Hat jemand eine Idee, wo das Problem liegen könnte??????

Grüße


----------



## thomass5 (14 Juli 2007)

Hallo,
was macht der PC noch so? Wir hatten mal nen Fall, da war der Vierenscanner an den lustigsten Phänomenen schuld, weil er die Prozessorlast bein stündlichen vergeblichen Updatesuchen hochschaufelte.
Thomas


----------



## TD2 (14 Juli 2007)

Hallo Thomas,

der PC steuert nur die kleine Anlage. Er hängt weder am Netz noch ist ein Virenscanner installiert.

Grüße
TD2


----------



## Fireball (17 Juli 2007)

Hmm wie sieht es den mit EMV Störungen aus? Wie wurden deine ASI Bus leitungen verlegt?

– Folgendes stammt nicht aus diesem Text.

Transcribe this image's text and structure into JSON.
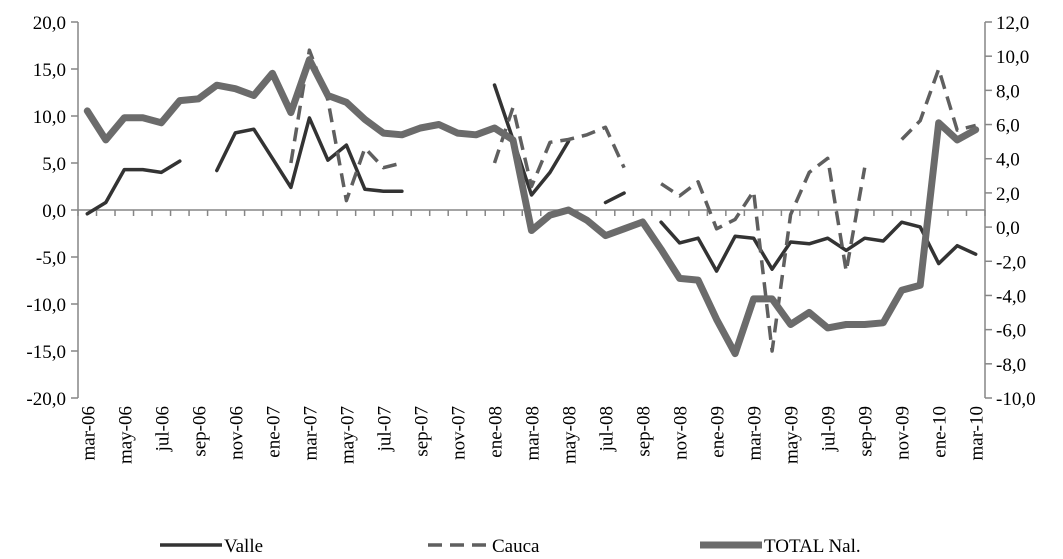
{
  "chart_data": {
    "type": "line",
    "categories": [
      "mar-06",
      null,
      "may-06",
      null,
      "jul-06",
      null,
      "sep-06",
      null,
      "nov-06",
      null,
      "ene-07",
      null,
      "mar-07",
      null,
      "may-07",
      null,
      "jul-07",
      null,
      "sep-07",
      null,
      "nov-07",
      null,
      "ene-08",
      null,
      "mar-08",
      null,
      "may-08",
      null,
      "jul-08",
      null,
      "sep-08",
      null,
      "nov-08",
      null,
      "ene-09",
      null,
      "mar-09",
      null,
      "may-09",
      null,
      "jul-09",
      null,
      "sep-09",
      null,
      "nov-09",
      null,
      "ene-10",
      null,
      "mar-10"
    ],
    "series": [
      {
        "name": "Valle",
        "color": "#333333",
        "line_style": "solid",
        "values": [
          -0.4,
          0.8,
          4.3,
          4.3,
          4.0,
          5.2,
          null,
          4.2,
          8.2,
          8.6,
          5.5,
          2.4,
          9.8,
          5.3,
          6.9,
          2.2,
          2.0,
          2.0,
          null,
          null,
          null,
          null,
          13.3,
          7.5,
          1.6,
          4.0,
          7.3,
          null,
          0.8,
          1.8,
          null,
          -1.3,
          -3.5,
          -3.0,
          -6.5,
          -2.8,
          -3.0,
          -6.3,
          -3.4,
          -3.6,
          -3.0,
          -4.3,
          -3.0,
          -3.3,
          -1.3,
          -1.8,
          -5.7,
          -3.8,
          -4.7
        ]
      },
      {
        "name": "Cauca",
        "color": "#5f5f5f",
        "line_style": "dashed",
        "values": [
          null,
          null,
          null,
          null,
          null,
          null,
          null,
          null,
          null,
          null,
          null,
          5.0,
          17.0,
          11.7,
          1.0,
          6.6,
          4.5,
          5.0,
          null,
          null,
          null,
          null,
          5.0,
          10.9,
          2.5,
          7.2,
          7.5,
          8.0,
          8.8,
          4.5,
          null,
          2.8,
          1.5,
          3.0,
          -2.0,
          -1.0,
          2.0,
          -15.0,
          -0.5,
          4.0,
          5.5,
          -6.5,
          4.5,
          null,
          7.5,
          9.5,
          15.0,
          8.5,
          9.0
        ]
      },
      {
        "name": "TOTAL Nal.",
        "color": "#6b6b6b",
        "line_style": "thick",
        "axis": "y2",
        "values": [
          6.8,
          5.1,
          6.4,
          6.4,
          6.1,
          7.4,
          7.5,
          8.3,
          8.1,
          7.7,
          9.0,
          6.7,
          9.8,
          7.7,
          7.3,
          6.3,
          5.5,
          5.4,
          5.8,
          6.0,
          5.5,
          5.4,
          5.8,
          5.1,
          -0.2,
          0.7,
          1.0,
          0.4,
          -0.5,
          -0.1,
          0.3,
          -1.3,
          -3.0,
          -3.1,
          -5.4,
          -7.4,
          -4.2,
          -4.2,
          -5.7,
          -5.0,
          -5.9,
          -5.7,
          -5.7,
          -5.6,
          -3.7,
          -3.4,
          6.1,
          5.1,
          5.7
        ]
      }
    ],
    "ylim": [
      -20,
      20
    ],
    "yticks": [
      {
        "value": -20,
        "label": "-20,0"
      },
      {
        "value": -15,
        "label": "-15,0"
      },
      {
        "value": -10,
        "label": "-10,0"
      },
      {
        "value": -5,
        "label": "-5,0"
      },
      {
        "value": 0,
        "label": "0,0"
      },
      {
        "value": 5,
        "label": "5,0"
      },
      {
        "value": 10,
        "label": "10,0"
      },
      {
        "value": 15,
        "label": "15,0"
      },
      {
        "value": 20,
        "label": "20,0"
      }
    ],
    "y2lim": [
      -10,
      12
    ],
    "y2ticks": [
      {
        "value": -10,
        "label": "-10,0"
      },
      {
        "value": -8,
        "label": "-8,0"
      },
      {
        "value": -6,
        "label": "-6,0"
      },
      {
        "value": -4,
        "label": "-4,0"
      },
      {
        "value": -2,
        "label": "-2,0"
      },
      {
        "value": 0,
        "label": "0,0"
      },
      {
        "value": 2,
        "label": "2,0"
      },
      {
        "value": 4,
        "label": "4,0"
      },
      {
        "value": 6,
        "label": "6,0"
      },
      {
        "value": 8,
        "label": "8,0"
      },
      {
        "value": 10,
        "label": "10,0"
      },
      {
        "value": 12,
        "label": "12,0"
      }
    ],
    "legend": "bottom"
  }
}
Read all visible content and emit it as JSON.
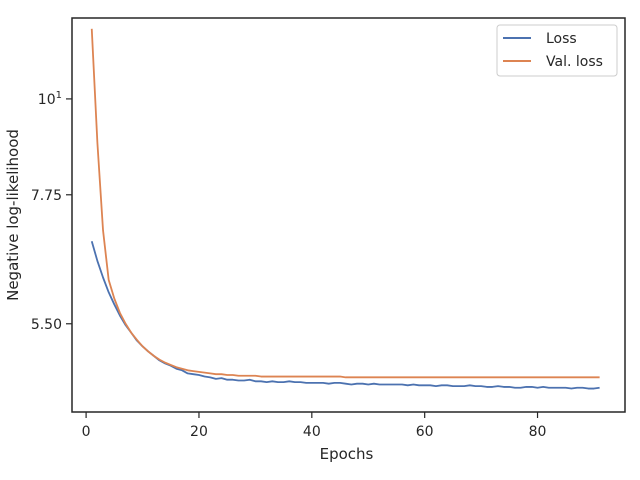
{
  "chart_data": {
    "type": "line",
    "xlabel": "Epochs",
    "ylabel": "Negative log-likelihood",
    "y_scale": "log",
    "xlim": [
      -2.5,
      95.5
    ],
    "ylim": [
      4.35,
      12.4
    ],
    "x_ticks": [
      {
        "value": 0,
        "label": "0"
      },
      {
        "value": 20,
        "label": "20"
      },
      {
        "value": 40,
        "label": "40"
      },
      {
        "value": 60,
        "label": "60"
      },
      {
        "value": 80,
        "label": "80"
      }
    ],
    "y_ticks": [
      {
        "value": 5.5,
        "label": "5.50",
        "sup": ""
      },
      {
        "value": 7.75,
        "label": "7.75",
        "sup": ""
      },
      {
        "value": 10,
        "label": "10",
        "sup": "1"
      }
    ],
    "legend_position": "top-right",
    "grid": false,
    "series": [
      {
        "name": "Loss",
        "color": "#4c72b0",
        "x": [
          1,
          2,
          3,
          4,
          5,
          6,
          7,
          8,
          9,
          10,
          11,
          12,
          13,
          14,
          15,
          16,
          17,
          18,
          19,
          20,
          21,
          22,
          23,
          24,
          25,
          26,
          27,
          28,
          29,
          30,
          31,
          32,
          33,
          34,
          35,
          36,
          37,
          38,
          39,
          40,
          41,
          42,
          43,
          44,
          45,
          46,
          47,
          48,
          49,
          50,
          51,
          52,
          53,
          54,
          55,
          56,
          57,
          58,
          59,
          60,
          61,
          62,
          63,
          64,
          65,
          66,
          67,
          68,
          69,
          70,
          71,
          72,
          73,
          74,
          75,
          76,
          77,
          78,
          79,
          80,
          81,
          82,
          83,
          84,
          85,
          86,
          87,
          88,
          89,
          90,
          91
        ],
        "values": [
          6.85,
          6.5,
          6.22,
          5.98,
          5.79,
          5.62,
          5.48,
          5.37,
          5.26,
          5.18,
          5.11,
          5.05,
          4.99,
          4.95,
          4.92,
          4.88,
          4.86,
          4.82,
          4.81,
          4.8,
          4.78,
          4.77,
          4.75,
          4.76,
          4.74,
          4.74,
          4.73,
          4.73,
          4.74,
          4.72,
          4.72,
          4.71,
          4.72,
          4.71,
          4.71,
          4.72,
          4.71,
          4.71,
          4.7,
          4.7,
          4.7,
          4.7,
          4.69,
          4.7,
          4.7,
          4.69,
          4.68,
          4.69,
          4.69,
          4.68,
          4.69,
          4.68,
          4.68,
          4.68,
          4.68,
          4.68,
          4.67,
          4.68,
          4.67,
          4.67,
          4.67,
          4.66,
          4.67,
          4.67,
          4.66,
          4.66,
          4.66,
          4.67,
          4.66,
          4.66,
          4.65,
          4.65,
          4.66,
          4.65,
          4.65,
          4.64,
          4.64,
          4.65,
          4.65,
          4.64,
          4.65,
          4.64,
          4.64,
          4.64,
          4.64,
          4.63,
          4.64,
          4.64,
          4.63,
          4.63,
          4.64
        ]
      },
      {
        "name": "Val. loss",
        "color": "#dd8452",
        "x": [
          1,
          2,
          3,
          4,
          5,
          6,
          7,
          8,
          9,
          10,
          11,
          12,
          13,
          14,
          15,
          16,
          17,
          18,
          19,
          20,
          21,
          22,
          23,
          24,
          25,
          26,
          27,
          28,
          29,
          30,
          31,
          32,
          33,
          34,
          35,
          36,
          37,
          38,
          39,
          40,
          41,
          42,
          43,
          44,
          45,
          46,
          47,
          48,
          49,
          50,
          51,
          52,
          53,
          54,
          55,
          56,
          57,
          58,
          59,
          60,
          61,
          62,
          63,
          64,
          65,
          66,
          67,
          68,
          69,
          70,
          71,
          72,
          73,
          74,
          75,
          76,
          77,
          78,
          79,
          80,
          81,
          82,
          83,
          84,
          85,
          86,
          87,
          88,
          89,
          90,
          91
        ],
        "values": [
          12.05,
          8.9,
          7.05,
          6.18,
          5.88,
          5.66,
          5.5,
          5.37,
          5.27,
          5.18,
          5.11,
          5.05,
          5.0,
          4.96,
          4.93,
          4.9,
          4.88,
          4.86,
          4.85,
          4.84,
          4.83,
          4.82,
          4.81,
          4.81,
          4.8,
          4.8,
          4.79,
          4.79,
          4.79,
          4.79,
          4.78,
          4.78,
          4.78,
          4.78,
          4.78,
          4.78,
          4.78,
          4.78,
          4.78,
          4.78,
          4.78,
          4.78,
          4.78,
          4.78,
          4.78,
          4.77,
          4.77,
          4.77,
          4.77,
          4.77,
          4.77,
          4.77,
          4.77,
          4.77,
          4.77,
          4.77,
          4.77,
          4.77,
          4.77,
          4.77,
          4.77,
          4.77,
          4.77,
          4.77,
          4.77,
          4.77,
          4.77,
          4.77,
          4.77,
          4.77,
          4.77,
          4.77,
          4.77,
          4.77,
          4.77,
          4.77,
          4.77,
          4.77,
          4.77,
          4.77,
          4.77,
          4.77,
          4.77,
          4.77,
          4.77,
          4.77,
          4.77,
          4.77,
          4.77,
          4.77,
          4.77
        ]
      }
    ]
  }
}
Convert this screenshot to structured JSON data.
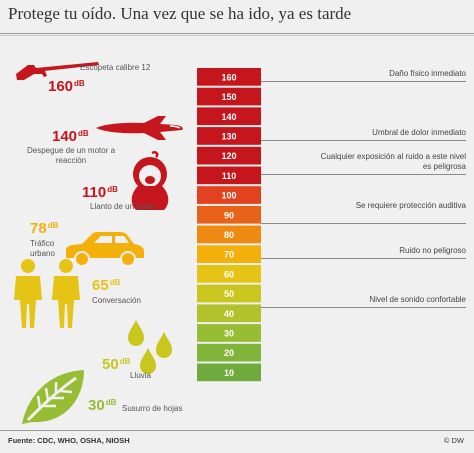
{
  "header": {
    "title": "Protege tu oído. Una vez que se ha ido, ya es tarde"
  },
  "chart_data": {
    "type": "bar",
    "title": "Protege tu oído. Una vez que se ha ido, ya es tarde",
    "categories": [
      "160",
      "150",
      "140",
      "130",
      "120",
      "110",
      "100",
      "90",
      "80",
      "70",
      "60",
      "50",
      "40",
      "30",
      "20",
      "10"
    ],
    "values": [
      160,
      150,
      140,
      130,
      120,
      110,
      100,
      90,
      80,
      70,
      60,
      50,
      40,
      30,
      20,
      10
    ],
    "colors": [
      "#c5161d",
      "#c5161d",
      "#c5161d",
      "#c5161d",
      "#c5161d",
      "#c5161d",
      "#e2421e",
      "#e8621a",
      "#ee8a12",
      "#f4b00a",
      "#e6c415",
      "#c9c61e",
      "#b1c22a",
      "#96bd33",
      "#80b53a",
      "#6eaa3c"
    ],
    "descriptions": [
      {
        "level": 160,
        "text": "Daño físico inmediato"
      },
      {
        "level": 130,
        "text": "Umbral de dolor inmediato"
      },
      {
        "level": 115,
        "text": "Cualquier exposición al ruido a este nivel es peligrosa"
      },
      {
        "level": 90,
        "text": "Se requiere protección auditiva"
      },
      {
        "level": 70,
        "text": "Ruido no peligroso"
      },
      {
        "level": 45,
        "text": "Nivel de sonido confortable"
      }
    ],
    "sources": [
      {
        "db": "160",
        "unit": "dB",
        "label": "Escopeta calibre 12",
        "icon": "shotgun-icon",
        "color": "#c5161d"
      },
      {
        "db": "140",
        "unit": "dB",
        "label": "Despegue de un motor a reacción",
        "icon": "jet-icon",
        "color": "#c5161d"
      },
      {
        "db": "110",
        "unit": "dB",
        "label": "Llanto de un bebé",
        "icon": "baby-icon",
        "color": "#c5161d"
      },
      {
        "db": "78",
        "unit": "dB",
        "label": "Tráfico urbano",
        "icon": "car-icon",
        "color": "#f4b00a"
      },
      {
        "db": "65",
        "unit": "dB",
        "label": "Conversación",
        "icon": "people-icon",
        "color": "#e6c415"
      },
      {
        "db": "50",
        "unit": "dB",
        "label": "Lluvia",
        "icon": "raindrops-icon",
        "color": "#c9c61e"
      },
      {
        "db": "30",
        "unit": "dB",
        "label": "Susurro de hojas",
        "icon": "leaf-icon",
        "color": "#96bd33"
      }
    ]
  },
  "footer": {
    "source": "Fuente: CDC, WHO, OSHA, NIOSH",
    "credit": "© DW"
  }
}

Ich weiß das z.B. Profibus Leitungen die direkt neben Energieleitungen oder noch schlimmer neben FU-Leitungen verlegt wurden sich Störungen einfangen können.

Die ASI Bus Leitungen sind zwar gegenüber EMV Störungen unempfindlich, aber dennoch wird empfohlen die Leitungen nicht neben Energieleitungen zu verlegen. Also auch immer RC Glieder, Netzfilter usw. verwenden.

Treten die Störungen periodisch auf oder zufallsbedingt?

Hast du schonmal die Signale mit einem Oszi gemessen? Da könntest du evtl. sehen wie "sauber" deine Datentelegramme übertragen werden.

Gruß

Fire


----------